The gray sky was covered with a thick layer of clouds, and it seemed as though God himself wiling, a tiny pocket was opened through the solid blanket in the sky. A heavily concentrated ray of sunlight shone intensely through the opening, casting a blinding brightness over the plain. All of the sudden, five gleaming figures swooped from the heights above, and dove onto our position. “They could be friendlies…” However, the clearly distinct able image of the British roundel was painted on the sides of the aircraft, and by the flight path which they chose to dive into the battle upon, being straight at us in a strafing pattern, I knew that all was lost.
Swoosh, swoosh. Boom, boom. The enemy planes pounded our position with rockets, before opening up with a hellish rain of anti-armour bullets. The tank which I rode on exploded upon the impact of a rocket, which sent me flying in the air several feet away. When I landed back on the ground, I could no longer feel my legs, and looked down to see a large chunk of metal, probably debris from one of the many exploding tanks, lodged parallel to my waist, just a few centimeters down on my body. A searing pain soon ripped through my chest, and a pair of .50 cal bullet holes punctured my lungs. “They couldn’t just blow us up and leave… They had to kill us all too…” Blood was being rapidly depleted from my body, as the many battle wounds took their toll. The stench of burning tank fuel and the screams of other dying comrades filled the air, mixing with the thick smoke created by the strafing run.

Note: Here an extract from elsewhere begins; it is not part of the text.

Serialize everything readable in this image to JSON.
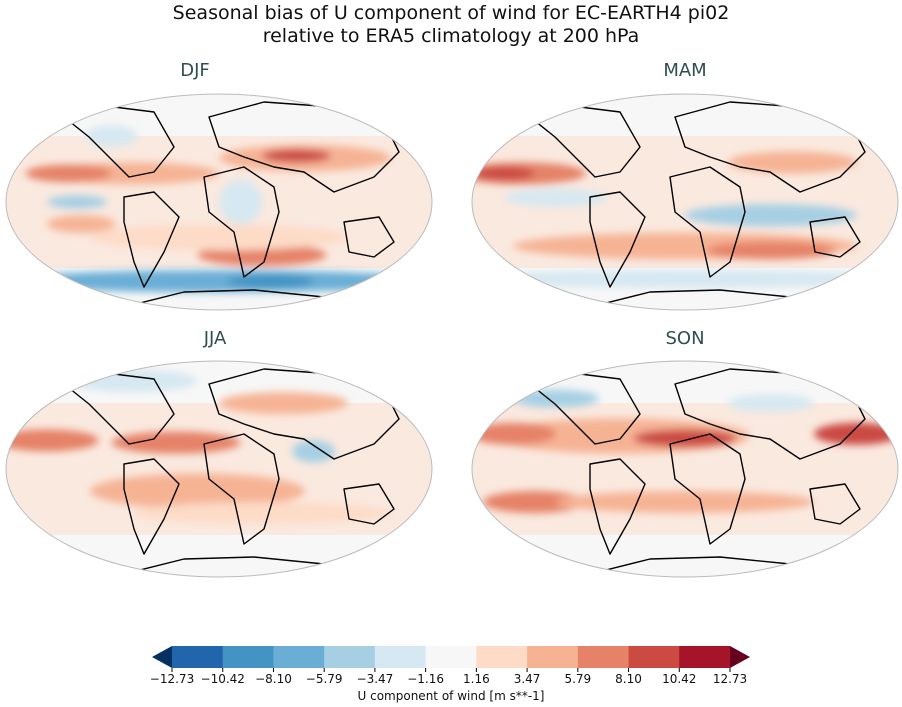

As I felt the life being drawn out of me, I couldn’t help to think about my poor parents, who have now lost both their sons to this never ending war. My fingers became numb and cool, my breathing slowed sufficiently, and my vision started to close in around me. A chilling sweat ran along my cheeks, and the rustling wind courtesy of the English Channel continued to shoot searing air into my body’s wounds. “I’m dying. So this is what it’s like to die. I’ll be with you soon brother. Soon.” With my last bit of strength, I pulled out my Walther P38 pistol from its holster, loaded the barrel with a single bullet, and waited. “Those Canucks are mighty fine soldiers… mighty fine soldiers indeed.” Just as the blackness of death almost consumed my eyes and body, a Canuck soldier kicked me with his boot, checking to see if I was still alive. With that, I raised my Walther and fired off a round into his chest, before succumbing to my wounds. “At least I took one more with me.”